Given a non-empty array of integers nums, every element appears exactly three times except for one element, which appears exactly once. Find and return the single element that appears only once.

  • You must solve the problem in linear runtime complexity and constant extra space.
  • Assume there is exactly one solution and you may not modify the input array.

Example:
Input: nums = [2,2,3,2]
Output: 3

Thought Process

At first glance, you might think to use a hash map or dictionary to count the occurrences of each number, then return the one that appears only once. This is straightforward, but it uses extra space proportional to the number of unique elements.

However, the problem requires constant extra space. We need to rethink our approach. Since every number except one appears exactly three times, maybe we can use bitwise operations to track how many times each bit appears across all numbers.

The key insight is: if we sum up each bit position across all numbers, the bits belonging to numbers that appear three times will contribute multiples of three. The bits of the unique number will not. By isolating these, we can reconstruct the single number without extra space.

Solution Approach

To solve this problem efficiently, we use bit manipulation. Here’s how:

  1. We maintain two variables, ones and twos, to record the bits that have appeared once and twice, respectively.
  2. As we process each number in the array:
    • ones holds the bits which have appeared once so far (but not twice or three times).
    • twos holds the bits which have appeared twice so far (but not three times).
  3. For each number, update ones and twos as follows:
    • ones = (ones ^ num) & ~twos: Add bits from num to ones if they haven't appeared in twos.
    • twos = (twos ^ num) & ~ones: Add bits from num to twos if they haven't appeared in ones.
  4. This way, once a bit has appeared three times, it is cleared from both ones and twos.
  5. At the end, ones contains the unique number that appeared only once.

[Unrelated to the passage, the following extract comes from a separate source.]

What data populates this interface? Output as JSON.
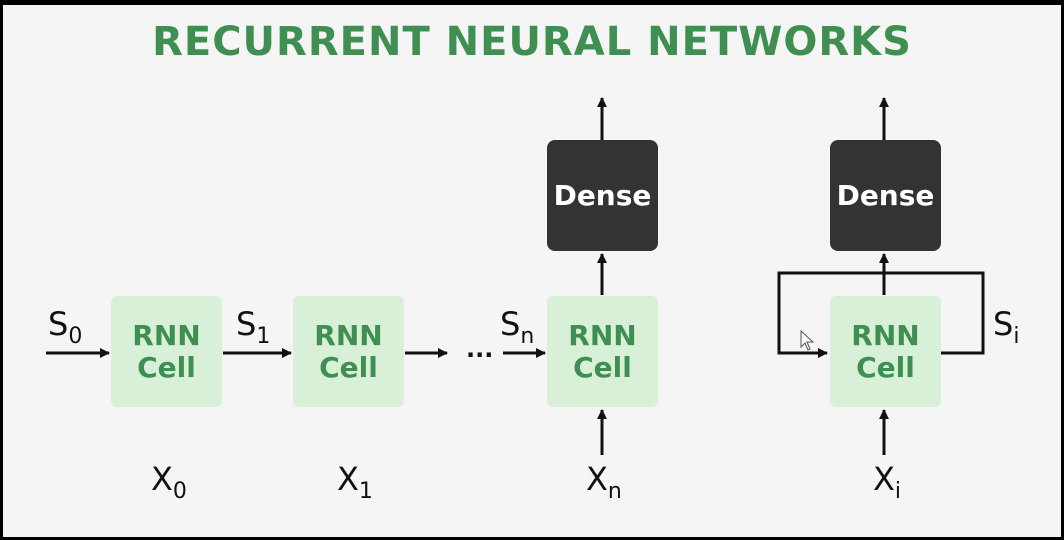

This method is efficient because it only uses a constant amount of extra space and processes the array in a single pass.

Example Walkthrough

Let's walk through the example nums = [2, 2, 3, 2]:

  • Start: ones = 0, twos = 0
  • First 2:
    • ones = (0 ^ 2) & ~0 = 2
    • twos = (0 ^ 2) & ~2 = 0
  • Second 2:
    • ones = (2 ^ 2) & ~0 = 0
    • twos = (0 ^ 2) & ~0 = 2
  • 3:
    • ones = (0 ^ 3) & ~2 = 1
    • twos = (2 ^ 3) & ~1 = 2
  • Third 2:
    • ones = (1 ^ 2) & ~2 = 0
    • twos = (2 ^ 2) & ~0 = 0

After processing all numbers, ones = 3. This is the single number that appears only once.

Time and Space Complexity

Brute-force approach:

  • Time complexity: O(n), since we would count occurrences for each number using a hash map.
  • Space complexity: O(n), due to the storage of counts for each unique number.
Optimized bitwise approach (current solution):
  • Time complexity: O(n), because we process each element exactly once.
  • Space complexity: O(1), since we only use a fixed number of integer variables regardless of input size.

Summary

This problem challenges us to find a unique element in an array where every other element appears three times, using only constant extra space. By leveraging bitwise operations and clever state tracking with two variables, we efficiently isolate the unique number. This method is both space- and time-optimal, demonstrating the power of bit manipulation for specialized counting problems.